Ручка ложки тоже украшена гравировкой: здесь мы видим крест и слово MATTEUS. Вероятнее всего, имеется в виду евангелист Матфей – в таком случае на ложку как бы распространяется его авторитет, хоть на ней и не вычеканены конкретные цитаты. На одной из поверхностей диска, соединяющего черпачок с ручкой, видна монограмма (предположительно, владельца), а на другую нанесено изображение Креста. Если этой ложкой действительно пользовались, слова puritas и Matteus прочел бы только тот, кто взял бы ее в руку. Если ее применяли для евхаристии, то слова могли прочесть священник и причащающийся, а знак Креста и монограмма были видны всем, кто стоял в непосредственной близости. На фотографии хорошо прослеживается эта вербальная иерархия: взгляд сначала падает на имя евангелиста в верхней части ручки, потом опускается на монограмму и наконец падает на слово puritas, помещенное во впадине черпачка (рис. 5.8). Это не означает, что «чистота» оказывается в более низком положении по отношению к именам евангелиста и владельца. Напротив, это слово, усиленное знаком Креста, становится кульминацией духовно-темпорального путешествия.
Ручки столовых приборов (таких как ложки, о которых шла речь выше) представляют собой особенно удобную поверхность для размещения изображений и текстов. Георг Зиммель в своем известном труде рассуждает о том, насколько необычным предметом является ручка, соединяющая утилитарное с неутилитарным, – хотя его больше интересовали ручки емкостей, нежели ложек.

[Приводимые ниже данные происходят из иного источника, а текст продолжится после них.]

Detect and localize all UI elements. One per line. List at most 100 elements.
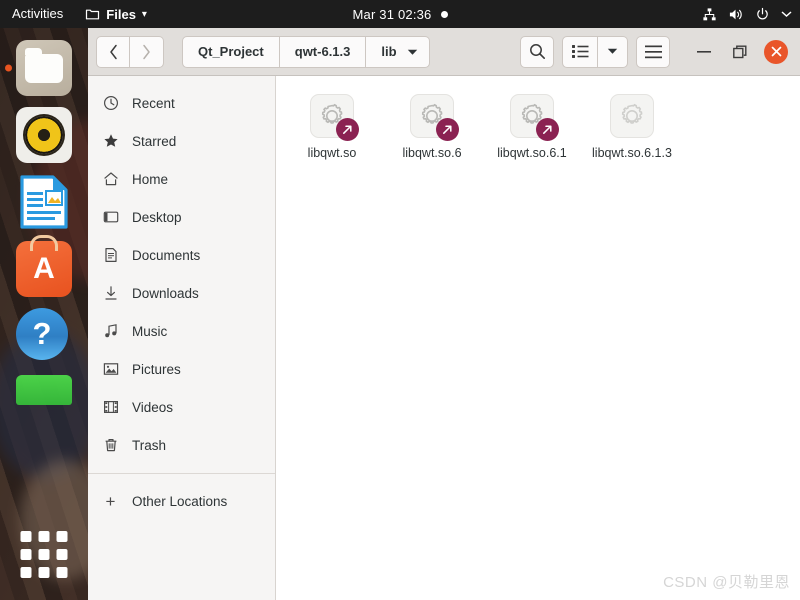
sidebar-item-trash[interactable]: Trash bbox=[88, 426, 275, 464]
clock-icon bbox=[102, 95, 119, 112]
music-icon bbox=[102, 323, 119, 340]
sidebar-item-label: Starred bbox=[132, 133, 177, 149]
libreoffice-writer-app-icon bbox=[16, 174, 72, 230]
sidebar-item-music[interactable]: Music bbox=[88, 312, 275, 350]
sidebar-item-label: Downloads bbox=[132, 285, 199, 301]
dock-item-help[interactable]: ? bbox=[16, 308, 72, 364]
chevron-left-icon bbox=[109, 44, 117, 59]
sidebar-item-label: Pictures bbox=[132, 361, 181, 377]
show-applications-button[interactable] bbox=[20, 531, 68, 578]
dock-item-libreoffice-writer[interactable] bbox=[16, 174, 72, 230]
dock-item-files[interactable] bbox=[5, 40, 72, 96]
close-button[interactable] bbox=[764, 39, 788, 64]
sidebar-item-label: Desktop bbox=[132, 209, 182, 225]
sidebar-item-label: Recent bbox=[132, 95, 175, 111]
file-item[interactable]: libqwt.so bbox=[282, 86, 382, 169]
breadcrumb-item-qt-project[interactable]: Qt_Project bbox=[182, 35, 280, 68]
navigation-buttons bbox=[96, 35, 164, 68]
window-controls bbox=[692, 39, 792, 64]
video-icon bbox=[102, 399, 119, 416]
volume-icon[interactable] bbox=[728, 7, 744, 22]
sidebar-item-label: Documents bbox=[132, 247, 201, 263]
symlink-badge-icon bbox=[436, 118, 459, 141]
breadcrumb-current-label: lib bbox=[381, 44, 397, 59]
search-icon bbox=[529, 44, 545, 59]
maximize-button[interactable] bbox=[728, 40, 752, 64]
sidebar-item-label: Trash bbox=[132, 437, 167, 453]
dock-item-app[interactable] bbox=[16, 375, 72, 405]
view-options-dropdown[interactable] bbox=[598, 35, 628, 68]
desktop-screen: Activities Files ▾ Mar 31 02:36 A ? Qt_P… bbox=[0, 0, 800, 600]
software-icon-letter: A bbox=[33, 252, 55, 285]
plus-icon: + bbox=[105, 491, 116, 511]
sidebar-divider bbox=[88, 473, 275, 474]
view-list-button[interactable] bbox=[562, 35, 598, 68]
hamburger-menu-icon bbox=[644, 45, 662, 58]
gnome-top-bar: Activities Files ▾ Mar 31 02:36 bbox=[0, 0, 800, 28]
star-icon bbox=[102, 133, 119, 150]
symlink-badge-icon bbox=[336, 118, 359, 141]
folder-icon bbox=[85, 7, 100, 22]
symlink-badge-icon bbox=[536, 118, 559, 141]
maximize-icon bbox=[733, 45, 747, 58]
minimize-button[interactable] bbox=[692, 40, 716, 64]
download-icon bbox=[102, 285, 119, 302]
sidebar-item-desktop[interactable]: Desktop bbox=[88, 198, 275, 236]
close-icon bbox=[771, 46, 781, 57]
chevron-down-icon: ▾ bbox=[141, 8, 147, 20]
sidebar-item-downloads[interactable]: Downloads bbox=[88, 274, 275, 312]
sidebar-item-label: Other Locations bbox=[132, 493, 228, 509]
dock-item-rhythmbox[interactable] bbox=[16, 107, 72, 163]
desktop-icon bbox=[102, 209, 119, 226]
file-name-label: libqwt.so.6.1 bbox=[497, 146, 567, 160]
chevron-right-icon bbox=[143, 44, 150, 59]
sidebar-item-other-locations[interactable]: + Other Locations bbox=[88, 482, 275, 520]
sidebar-item-pictures[interactable]: Pictures bbox=[88, 350, 275, 388]
chevron-down-icon[interactable] bbox=[781, 10, 792, 18]
gear-icon bbox=[610, 94, 654, 138]
main-menu-button[interactable] bbox=[636, 35, 670, 68]
running-indicator-dot bbox=[5, 64, 12, 72]
rhythmbox-app-icon bbox=[16, 107, 72, 163]
minimize-icon bbox=[697, 51, 711, 53]
back-button[interactable] bbox=[96, 35, 130, 68]
sidebar-item-label: Music bbox=[132, 323, 168, 339]
ubuntu-dock: A ? bbox=[0, 28, 88, 600]
files-window: Qt_Project qwt-6.1.3 lib Recent Starred … bbox=[88, 28, 800, 600]
file-list-view[interactable]: libqwt.so libqwt.so.6 libqwt.so.6.1 libq… bbox=[276, 76, 800, 600]
sidebar-item-starred[interactable]: Starred bbox=[88, 122, 275, 160]
help-app-icon: ? bbox=[16, 308, 68, 360]
notification-dot-icon bbox=[440, 10, 448, 18]
file-name-label: libqwt.so.6.1.3 bbox=[592, 146, 672, 160]
file-item[interactable]: libqwt.so.6.1 bbox=[482, 86, 582, 169]
forward-button[interactable] bbox=[130, 35, 164, 68]
chevron-down-icon bbox=[607, 48, 618, 54]
clock-label: Mar 31 02:36 bbox=[352, 6, 432, 22]
file-name-label: libqwt.so.6 bbox=[402, 146, 462, 160]
file-item[interactable]: libqwt.so.6 bbox=[382, 86, 482, 169]
breadcrumb: Qt_Project qwt-6.1.3 lib bbox=[182, 35, 430, 68]
file-item[interactable]: libqwt.so.6.1.3 bbox=[582, 86, 682, 169]
trash-icon bbox=[102, 437, 119, 454]
file-name-label: libqwt.so bbox=[307, 146, 357, 160]
picture-icon bbox=[102, 361, 119, 378]
power-icon[interactable] bbox=[755, 7, 770, 22]
sidebar-item-recent[interactable]: Recent bbox=[88, 84, 275, 122]
sidebar-item-videos[interactable]: Videos bbox=[88, 388, 275, 426]
green-app-icon bbox=[16, 375, 72, 405]
files-app-icon bbox=[16, 40, 72, 96]
search-button[interactable] bbox=[520, 35, 554, 68]
watermark-label: CSDN @贝勒里恩 bbox=[663, 574, 790, 591]
breadcrumb-item-lib[interactable]: lib bbox=[366, 35, 430, 68]
breadcrumb-item-qwt[interactable]: qwt-6.1.3 bbox=[279, 35, 367, 68]
dock-item-ubuntu-software[interactable]: A bbox=[16, 241, 72, 297]
app-menu-button[interactable]: Files ▾ bbox=[77, 7, 155, 22]
sidebar-item-home[interactable]: Home bbox=[88, 160, 275, 198]
system-tray[interactable] bbox=[702, 0, 792, 28]
files-header-bar: Qt_Project qwt-6.1.3 lib bbox=[88, 28, 800, 76]
network-icon[interactable] bbox=[702, 7, 717, 22]
activities-button[interactable]: Activities bbox=[0, 0, 77, 28]
sidebar-item-documents[interactable]: Documents bbox=[88, 236, 275, 274]
file-grid: libqwt.so libqwt.so.6 libqwt.so.6.1 libq… bbox=[282, 86, 794, 169]
view-mode-group bbox=[562, 35, 628, 68]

Ручка – это не замкнутое на себя произведение искусства: она отходит от корпуса навстречу миру (и пользователю). Таким образом, она обретает независимость от той емкости, к которой прикреплена. Эта независимость становится еще заметнее, если ручка выполнена в форме какого-нибудь существа – например, дракона. В таких случаях, полагает Зиммель, из неотъемлемой части емкости ручка становится чем-то вроде внешнего элемента, подходящего к ней снаружи [Simmel 1919: 116–124]. Ярким примером такого пластического решения является византийская лампа с ручкой в виде бегущих собак (рис. 5.9). Их шеи выгнуты вниз, что уравновешивает направленные вверх завитки растительного орнамента. Можно легко представить эту ручку отдельно от лампы: миниатюрная, но выразительная сценка охоты, где зверь переплетается с растением.

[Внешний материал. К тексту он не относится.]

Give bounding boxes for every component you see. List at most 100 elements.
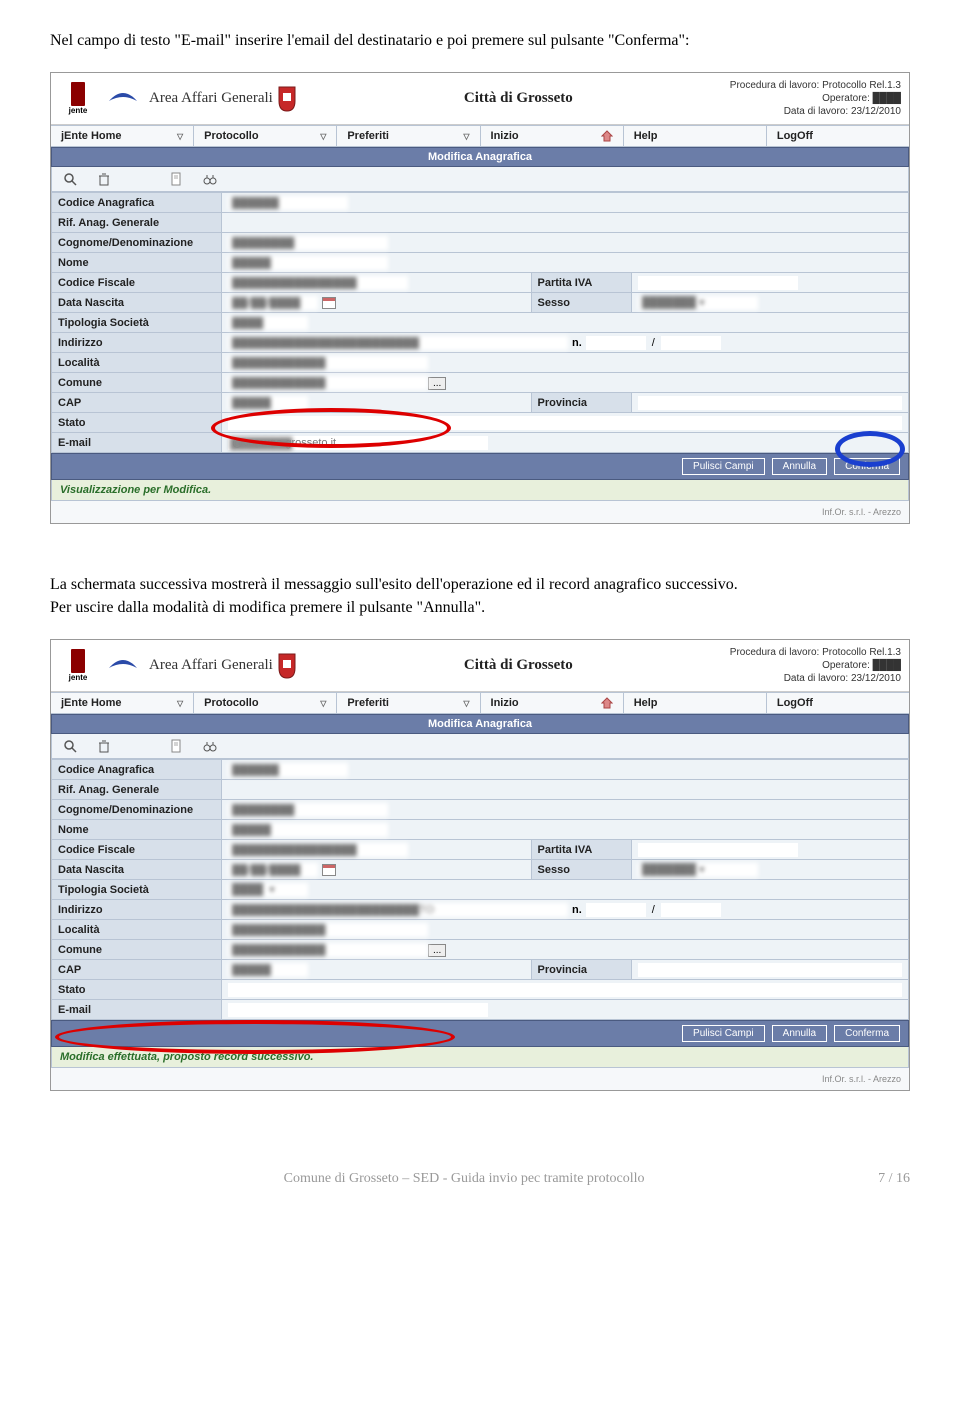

Наблюдения Зиммеля прекрасно соответствуют тем изображениям, которые можно отыскать на ручках позднеантичных столовых приборов – в особенности черпаков. Как правило, они отсылают к идее власти, равновесия и защиты. На рис. 5.10 мы видим патеру, т. е. сосуд с длинной ручкой. На ручке изображен Адонис с копьем и охотничьей собакой, а на чаше – Венера, укладывающая волосы в окружении двух путти, один из которых держит перед ней зеркало. Темы охоты и отдыха перетекают одна в другую; ручка предстает пространством мужского, а чаша – пространством женского. Лезербери отмечает повторяющийся мотив раковины: во-первых, сама кромка патеры украшена рельефом в виде раковин, а во-вторых, пространство вокруг Венеры тоже напоминает внутреннюю часть большой ракушки [Leatherbury 2017: 44]. Изогнутые линии, проходящие по внутренней части чаши, противопоставляются четкой вертикальности ручки – прямое копье и сам Адонис, гордо стоящий над своей добычей. Ручка здесь – это и оружие, и граница, которую необходимо пересечь, чтобы увидеть находящуюся ниже Венеру. Иногда ручку считали даже более важным объектом, нежели чашу, к которой она была прикреплена. Это прослеживается, например, в эпиграмме на статуэтку Эрота, служившую рукояткой для сковороды: «Кто-то перенес дерзновенную Любовь из огня в огонь, прикрепив к ней сковороду – мучение к мучению». Обратим внимание, что именно сковорода прикрепляется к Эроту, а не наоборот. Автор эпиграммы проводит параллель между пламенем, загорающимся по воле Эрота, и пламенем, с которым сталкивается он сам, оказавшись превращен из статуэтки в рукоятку сковороды.